We have described a practical model for effective delegation and introduced the concept of formally mapping your skills mix. Taken together these will all be helpful steps in giving you a structure and framework to make best use of your whole staff.

Finally, we have provided a series of questions that you can use with your own team to help define their current stage of development and to help you define what you need to do next to help you and your team move forward to meet today’s challenges.

Do you have an effective team?

Consider how the following questions might apply to your team.What do your answers tell you about how effective your team is and what you might need to do?

  • How large is your team? Experience and research suggest that teams operate most effectively with eight to 15 members
  • Does your team consist of the right people with the right skills and competencies to do the job well?
  • Is there any duplication of effort?
  • Are there any gaps that could be filled by further training and development?
  • Is there a role for an experienced member of staff to act as a mentor and coach to team members? How might you develop this role and recognise it?
  • What about in the future, with impending changes in professional legislation, advances in technology and new models of service commissioning?
  • How does the team get feedback on its effectiveness?
  • What do your customers, patients and surgeries tell you?
  • Does the team have objectives, collectively and individually?
  • How is responsibility shared within the team?
  • To what extent do team members need to rely on each other to get the job done?
  • How do the members of your team know what to expect from one another?
  • What is and isn’t OK?
  • How is accountability shared within the team?
  • How do you know when you are doing a good job as a team?
  • What are relationships like within the team?

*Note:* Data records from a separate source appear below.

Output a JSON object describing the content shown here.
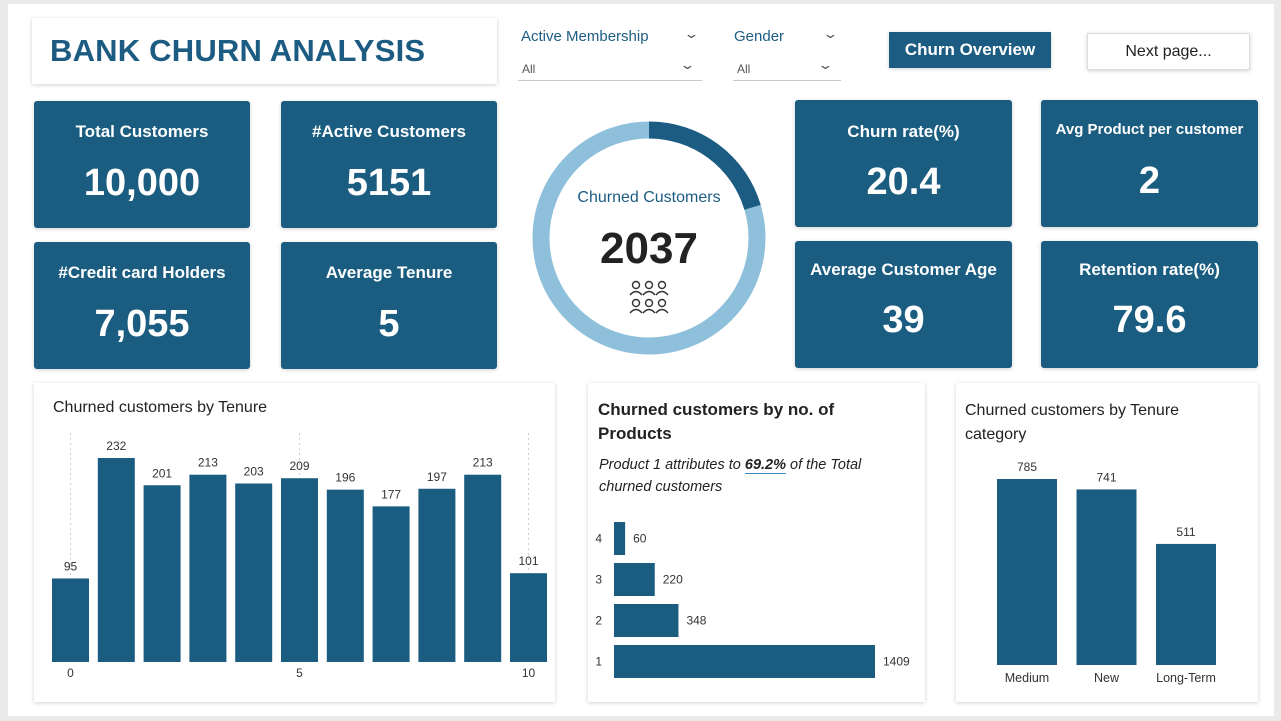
{
  "header": {
    "title": "BANK CHURN ANALYSIS",
    "filters": [
      {
        "label": "Active Membership",
        "value": "All"
      },
      {
        "label": "Gender",
        "value": "All"
      }
    ],
    "buttons": {
      "overview": "Churn Overview",
      "next": "Next page..."
    }
  },
  "kpis": {
    "total_customers": {
      "label": "Total Customers",
      "value": "10,000"
    },
    "active_customers": {
      "label": "#Active Customers",
      "value": "5151"
    },
    "credit_card_holders": {
      "label": "#Credit card Holders",
      "value": "7,055"
    },
    "average_tenure": {
      "label": "Average Tenure",
      "value": "5"
    },
    "churn_rate": {
      "label": "Churn rate(%)",
      "value": "20.4"
    },
    "avg_product": {
      "label": "Avg Product per customer",
      "value": "2"
    },
    "avg_age": {
      "label": "Average Customer Age",
      "value": "39"
    },
    "retention_rate": {
      "label": "Retention rate(%)",
      "value": "79.6"
    }
  },
  "donut": {
    "label": "Churned Customers",
    "value": "2037",
    "churned_fraction": 0.204,
    "colors": {
      "churned": "#1c5c82",
      "retained": "#8fc0db"
    },
    "icon": "people-group-icon"
  },
  "chart_data": [
    {
      "type": "bar",
      "title": "Churned customers by Tenure",
      "categories": [
        "0",
        "1",
        "2",
        "3",
        "4",
        "5",
        "6",
        "7",
        "8",
        "9",
        "10"
      ],
      "tick_labels": {
        "0": "0",
        "5": "5",
        "10": "10"
      },
      "values": [
        95,
        232,
        201,
        213,
        203,
        209,
        196,
        177,
        197,
        213,
        101
      ],
      "ylim": [
        0,
        232
      ],
      "color": "#1a5d80"
    },
    {
      "type": "bar",
      "orientation": "horizontal",
      "title": "Churned customers by no. of Products",
      "subtitle_parts": [
        "Product 1 attributes to ",
        "69.2%",
        " of the Total churned customers"
      ],
      "categories": [
        "4",
        "3",
        "2",
        "1"
      ],
      "values": [
        60,
        220,
        348,
        1409
      ],
      "color": "#1a5d80"
    },
    {
      "type": "bar",
      "title": "Churned customers by Tenure category",
      "categories": [
        "Medium",
        "New",
        "Long-Term"
      ],
      "values": [
        785,
        741,
        511
      ],
      "color": "#1a5d80"
    }
  ]
}
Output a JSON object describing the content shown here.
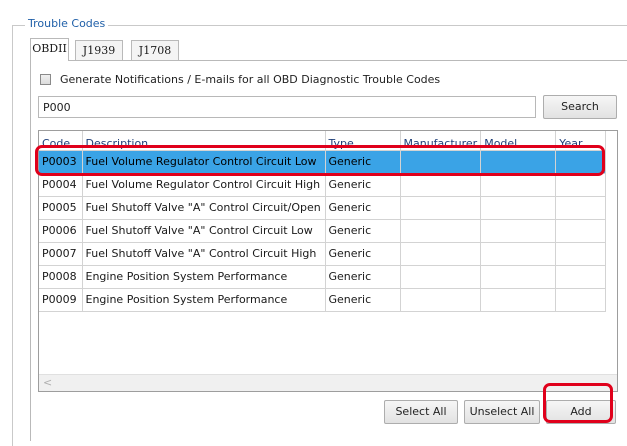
{
  "group_title": "Trouble Codes",
  "tabs": [
    {
      "label": "OBDII",
      "active": true
    },
    {
      "label": "J1939",
      "active": false
    },
    {
      "label": "J1708",
      "active": false
    }
  ],
  "notify_checkbox": {
    "label": "Generate Notifications / E-mails for all OBD Diagnostic Trouble Codes",
    "checked": false
  },
  "search": {
    "value": "P000",
    "button_label": "Search"
  },
  "table": {
    "columns": [
      "Code",
      "Description",
      "Type",
      "Manufacturer",
      "Model",
      "Year"
    ],
    "rows": [
      {
        "code": "P0003",
        "description": "Fuel Volume Regulator Control Circuit Low",
        "type": "Generic",
        "manufacturer": "",
        "model": "",
        "year": "",
        "selected": true
      },
      {
        "code": "P0004",
        "description": "Fuel Volume Regulator Control Circuit High",
        "type": "Generic",
        "manufacturer": "",
        "model": "",
        "year": ""
      },
      {
        "code": "P0005",
        "description": "Fuel Shutoff Valve \"A\" Control Circuit/Open",
        "type": "Generic",
        "manufacturer": "",
        "model": "",
        "year": ""
      },
      {
        "code": "P0006",
        "description": "Fuel Shutoff Valve \"A\" Control Circuit Low",
        "type": "Generic",
        "manufacturer": "",
        "model": "",
        "year": ""
      },
      {
        "code": "P0007",
        "description": "Fuel Shutoff Valve \"A\" Control Circuit High",
        "type": "Generic",
        "manufacturer": "",
        "model": "",
        "year": ""
      },
      {
        "code": "P0008",
        "description": "Engine Position System Performance",
        "type": "Generic",
        "manufacturer": "",
        "model": "",
        "year": ""
      },
      {
        "code": "P0009",
        "description": "Engine Position System Performance",
        "type": "Generic",
        "manufacturer": "",
        "model": "",
        "year": ""
      }
    ]
  },
  "scroll_arrow": "<",
  "buttons": {
    "select_all": "Select All",
    "unselect_all": "Unselect All",
    "add": "Add"
  },
  "colors": {
    "selection": "#3aa3e6",
    "highlight": "#e0001b",
    "group_title": "#1f5fa8"
  }
}
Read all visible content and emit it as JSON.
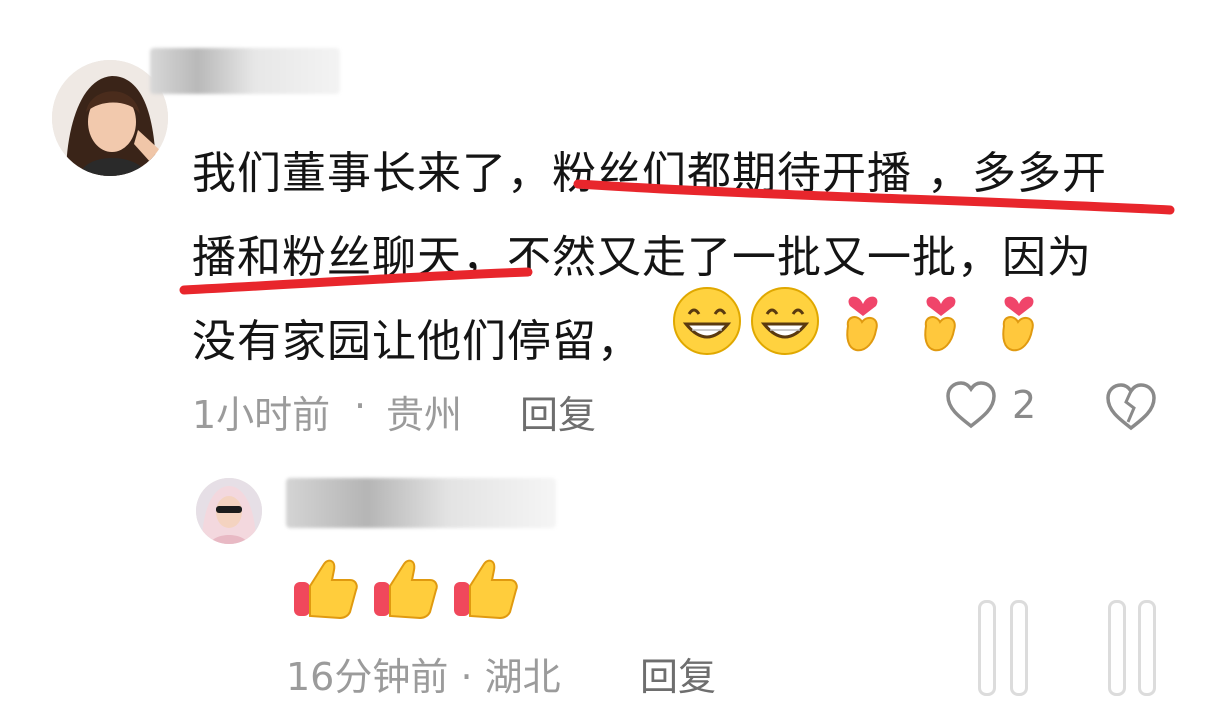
{
  "comment1": {
    "text_lines": [
      "我们董事长来了，粉丝们都期待开播 ，多多开",
      "播和粉丝聊天，不然又走了一批又一批，因为",
      "没有家园让他们停留，"
    ],
    "emojis": [
      "grin-icon",
      "grin-icon",
      "finger-heart-icon",
      "finger-heart-icon",
      "finger-heart-icon"
    ],
    "time": "1小时前",
    "separator": "·",
    "location": "贵州",
    "reply_label": "回复",
    "like_count": "2"
  },
  "comment2": {
    "emojis": [
      "thumbs-up-icon",
      "thumbs-up-icon",
      "thumbs-up-icon"
    ],
    "time": "16分钟前",
    "separator": "·",
    "location": "湖北",
    "reply_label": "回复"
  },
  "colors": {
    "underline": "#e8262c",
    "meta_text": "#9b9b9b",
    "body_text": "#141414"
  }
}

Based on the answers to these questions you may find it helpful to write down a high-level development plan for your team. Some people find it useful to do this by role, others by individual. The important thing is that you develop a clear plan that relates to and has meaning in your pharmacy.

Further reading

  1. Jay, Ros. How to Build a Great Team. The Institute of Management, Prentice Hall 2003
  2. Smart JK, Real Delegation: How to Get People to Do Things for You – and Do Them Well, Prentice Hall, 2002
  3. Management Pocketbooks, The Self Managed Development Pocketbook, Melrose, 1998
  4. Royal College of Nursing. Developing and Sustaining Effective Teams. Can be downloaded as a pdf document from www.rcn.org.uk

 

The next step is to put these ideas into action. Finish by recording your learning outcomes.